I turned from them briefly, adjusting the dress, forcing my eyes to clear. I was doing this for our child. Giving up my dreams of an ideal wedding. And Gilbert, how could he be so cold? It really was better to hide our mistakes at such a grand scale, could he not see our whole future was at stake. “I don’t regret it.” I forced a false cheer into my voice. “Whirlwind yes. But, romantic, ever so much so.” And I forced myself to remember instead that moment of our vows. When I was praying my fears were not true. That we had a future we could trust ahead of us.

Thankfully the conversation until we reached the church had shifted to hearing about the girls adventures since we’d parted at Phil’s wedding. None of us had heard much from her, though Pris laughed saying she expected a whole lot more details on the marriage bed from Phil then me, for I’d been surprisingly quiet on it. But then I didn’t dare admit that Gilbert seemed to have no memory of that night.

Everyone openly stared Gilbert and I as he lead me into the Apple Bough pew, to which Pris & Stella followed Davy & Dora to the Green Gables pew. I sat straight though, stiffly keeping my hand when we were seated in Gilbert’s though his felt sweaty and shook periodically. Finally though the service was over, and we were able to step out. Several of our neighbors and friends came to congratulate us, only after a bit I noticed Mr. Philips and Prissy coming towards us.

“Mr. & Mrs. Blythe.” Mr. Philips spoke stiffly. “Scandal seems to follow you two. Thankfully none in our hotel though caught Mr. Blythe’s typhoid so that should be a benefit. Though it was quite clear you weren’t too worried about catching it Mrs. Blythe. You always did prefer his company when you were my student. But then, it’s clear he’s always been wrapped around your little finger since you broke that slate on his head all those years ago. He said you were keeping secrets. Things didn’t quite add up when you stayed at the hotel. Let me tell you I believe in finding the truth. Always the truth.”

“Gosh,” Prissy smiled shaking her head at her husband. “Teddy’s always a stickler for propriety but then Gilbert told me all about the wedding when he checked you both in. So romantic! To elope as soon as he proposed! I’ve been hearing all the gossip. Don’t mind Teddy, we’ve spent far too much time with our mothers this summer I’m afraid and it’s rather been affecting him. But then Teddy’s got friends in high places and means to move up, there’s talk of him taking over a hotel in Kingsport soon, a friend of his had talked him into it. Gardiner something or other. Well, I must be going!”

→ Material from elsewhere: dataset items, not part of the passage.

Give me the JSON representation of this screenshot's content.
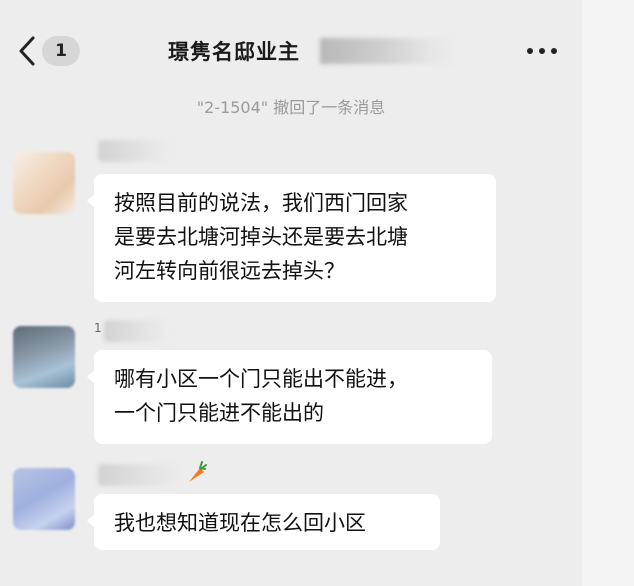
{
  "header": {
    "unread_count": "1",
    "title": "璟隽名邸业主"
  },
  "system_notice": "\"2-1504\" 撤回了一条消息",
  "messages": [
    {
      "sender_partial": "",
      "lines": [
        "按照目前的说法，我们西门回家",
        "是要去北塘河掉头还是要去北塘",
        "河左转向前很远去掉头？"
      ]
    },
    {
      "sender_partial": "1",
      "lines": [
        "哪有小区一个门只能出不能进，",
        "一个门只能进不能出的"
      ]
    },
    {
      "sender_partial": "",
      "lines": [
        "我也想知道现在怎么回小区"
      ]
    }
  ]
}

I felt Gilbert shaking, and leaned into the arm I had wrapped my own around, whispering. “Gilbert this is the truth now. We have to be united. We can’t risk…”

He wrapped his free arm to squeeze my hand on his arm, his bible and hymn book pressed into his arm like a football on the other side. “Anne, today, the truth. Let’s go for a ramble.”

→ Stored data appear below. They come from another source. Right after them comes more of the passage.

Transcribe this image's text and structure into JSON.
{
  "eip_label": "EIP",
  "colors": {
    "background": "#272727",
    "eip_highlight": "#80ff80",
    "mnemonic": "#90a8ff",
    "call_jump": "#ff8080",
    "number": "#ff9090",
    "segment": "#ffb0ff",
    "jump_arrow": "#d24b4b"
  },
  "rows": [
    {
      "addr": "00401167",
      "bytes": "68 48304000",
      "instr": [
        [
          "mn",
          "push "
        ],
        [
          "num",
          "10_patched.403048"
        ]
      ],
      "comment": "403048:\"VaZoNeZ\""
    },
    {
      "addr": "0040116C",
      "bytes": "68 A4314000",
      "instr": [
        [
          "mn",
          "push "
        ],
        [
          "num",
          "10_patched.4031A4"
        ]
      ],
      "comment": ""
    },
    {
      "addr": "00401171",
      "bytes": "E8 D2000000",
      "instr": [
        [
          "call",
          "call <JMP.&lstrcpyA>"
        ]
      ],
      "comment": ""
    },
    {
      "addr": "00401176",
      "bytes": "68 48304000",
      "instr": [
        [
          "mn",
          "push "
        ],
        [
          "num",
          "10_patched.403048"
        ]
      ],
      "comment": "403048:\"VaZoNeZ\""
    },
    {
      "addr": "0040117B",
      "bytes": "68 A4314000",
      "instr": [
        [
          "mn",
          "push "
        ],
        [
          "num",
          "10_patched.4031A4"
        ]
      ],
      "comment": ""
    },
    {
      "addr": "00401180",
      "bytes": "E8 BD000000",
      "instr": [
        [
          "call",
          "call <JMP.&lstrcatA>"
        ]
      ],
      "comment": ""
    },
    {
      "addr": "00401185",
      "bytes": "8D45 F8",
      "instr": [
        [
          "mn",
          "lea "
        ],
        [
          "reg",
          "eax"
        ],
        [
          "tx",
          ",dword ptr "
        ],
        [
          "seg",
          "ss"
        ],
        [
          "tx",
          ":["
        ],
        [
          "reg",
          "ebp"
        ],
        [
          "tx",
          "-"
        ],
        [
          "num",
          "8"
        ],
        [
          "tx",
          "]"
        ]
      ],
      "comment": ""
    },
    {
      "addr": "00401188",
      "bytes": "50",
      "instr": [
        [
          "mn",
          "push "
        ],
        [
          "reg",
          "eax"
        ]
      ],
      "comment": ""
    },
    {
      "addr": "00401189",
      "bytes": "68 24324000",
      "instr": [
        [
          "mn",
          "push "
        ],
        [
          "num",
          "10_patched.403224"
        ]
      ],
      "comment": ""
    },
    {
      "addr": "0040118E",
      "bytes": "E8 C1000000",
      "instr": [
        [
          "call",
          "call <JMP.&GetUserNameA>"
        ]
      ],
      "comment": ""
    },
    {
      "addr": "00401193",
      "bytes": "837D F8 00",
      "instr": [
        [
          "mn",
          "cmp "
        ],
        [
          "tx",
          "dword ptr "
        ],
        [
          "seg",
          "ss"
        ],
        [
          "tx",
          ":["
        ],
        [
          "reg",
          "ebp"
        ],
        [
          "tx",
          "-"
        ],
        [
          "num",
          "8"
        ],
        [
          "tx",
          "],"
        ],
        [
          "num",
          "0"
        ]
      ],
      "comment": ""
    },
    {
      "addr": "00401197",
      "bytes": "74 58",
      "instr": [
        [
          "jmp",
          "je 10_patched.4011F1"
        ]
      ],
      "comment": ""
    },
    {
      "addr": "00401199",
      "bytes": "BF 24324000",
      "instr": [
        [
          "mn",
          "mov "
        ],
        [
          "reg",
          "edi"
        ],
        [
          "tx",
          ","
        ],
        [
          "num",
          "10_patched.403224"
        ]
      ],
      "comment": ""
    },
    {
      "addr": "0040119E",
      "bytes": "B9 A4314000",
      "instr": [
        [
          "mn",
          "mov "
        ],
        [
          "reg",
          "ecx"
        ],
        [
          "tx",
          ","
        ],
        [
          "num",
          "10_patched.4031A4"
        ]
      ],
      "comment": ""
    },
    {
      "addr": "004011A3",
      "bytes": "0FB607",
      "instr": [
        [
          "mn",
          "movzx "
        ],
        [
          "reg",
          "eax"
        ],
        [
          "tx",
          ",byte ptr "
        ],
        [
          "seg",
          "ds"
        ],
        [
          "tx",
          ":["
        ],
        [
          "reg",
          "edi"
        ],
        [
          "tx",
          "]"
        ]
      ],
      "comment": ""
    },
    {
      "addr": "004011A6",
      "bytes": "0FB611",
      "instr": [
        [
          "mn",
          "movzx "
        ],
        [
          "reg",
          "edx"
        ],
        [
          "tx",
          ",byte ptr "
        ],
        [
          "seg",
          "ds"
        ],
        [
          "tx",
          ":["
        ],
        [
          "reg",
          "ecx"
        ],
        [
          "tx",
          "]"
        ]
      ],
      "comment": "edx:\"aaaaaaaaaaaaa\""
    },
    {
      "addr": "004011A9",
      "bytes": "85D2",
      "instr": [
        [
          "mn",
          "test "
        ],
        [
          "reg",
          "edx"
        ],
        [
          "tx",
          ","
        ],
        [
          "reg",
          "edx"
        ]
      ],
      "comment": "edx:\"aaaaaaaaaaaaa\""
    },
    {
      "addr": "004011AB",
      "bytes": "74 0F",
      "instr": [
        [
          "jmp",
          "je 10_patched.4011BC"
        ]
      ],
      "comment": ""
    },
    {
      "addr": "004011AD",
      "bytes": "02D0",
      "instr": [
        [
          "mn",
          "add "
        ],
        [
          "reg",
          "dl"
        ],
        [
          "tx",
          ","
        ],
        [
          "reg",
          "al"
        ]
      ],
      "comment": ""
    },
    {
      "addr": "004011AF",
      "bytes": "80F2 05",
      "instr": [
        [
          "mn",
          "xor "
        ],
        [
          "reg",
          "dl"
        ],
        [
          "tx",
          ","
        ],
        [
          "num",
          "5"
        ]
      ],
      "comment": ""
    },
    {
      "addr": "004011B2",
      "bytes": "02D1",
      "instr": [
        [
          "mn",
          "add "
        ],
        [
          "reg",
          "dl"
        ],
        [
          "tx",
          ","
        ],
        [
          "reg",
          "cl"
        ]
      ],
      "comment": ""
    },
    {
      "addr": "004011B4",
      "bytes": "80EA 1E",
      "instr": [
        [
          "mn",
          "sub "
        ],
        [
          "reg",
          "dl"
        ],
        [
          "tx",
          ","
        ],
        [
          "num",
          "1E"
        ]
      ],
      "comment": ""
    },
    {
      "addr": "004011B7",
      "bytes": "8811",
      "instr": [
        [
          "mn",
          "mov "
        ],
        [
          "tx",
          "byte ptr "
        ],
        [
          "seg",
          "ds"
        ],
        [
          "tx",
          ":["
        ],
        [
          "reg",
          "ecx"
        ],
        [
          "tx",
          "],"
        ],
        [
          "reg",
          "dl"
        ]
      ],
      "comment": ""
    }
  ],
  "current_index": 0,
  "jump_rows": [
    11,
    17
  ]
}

I glanced over towards the girls. “The girls are heading home tomorrow. We’ll drive them to the station then we’ll talk. Tomorrow. And you should rest.”

“Tomorrow.” He stared into my eyes. “Everything. Leave nothing out. Especially our wedding night. Every detail.”

I gulped. How could I talk about what we’d done? I could explain most of it, but what had happened in that bed? I’d already told him and he wanted more details.

**Notes for the Chapter:**

> Author’s Note: Hello Lovely Readers!  
> So good news I went through the outline and realized that there was so much more depth to expose of Anne & Gilbert struggling with the truth vs pushing under the rug their mistakes and sins. So… the story has been tentatively expanded to 80 chapters instead of the original 60. Did you know that when I first started this story I envisioned this story to be just 60-80k, and now I’m looking at 140-160k! Oh well, we’ll keep on the adventure, and more to enjoy.   
> So some hints of what’s to come… Anne & Gilbert are going to go visit Uncle Dave and meets some of the folks in the Four Winds. So With the revised outline we’re now at the halfway point.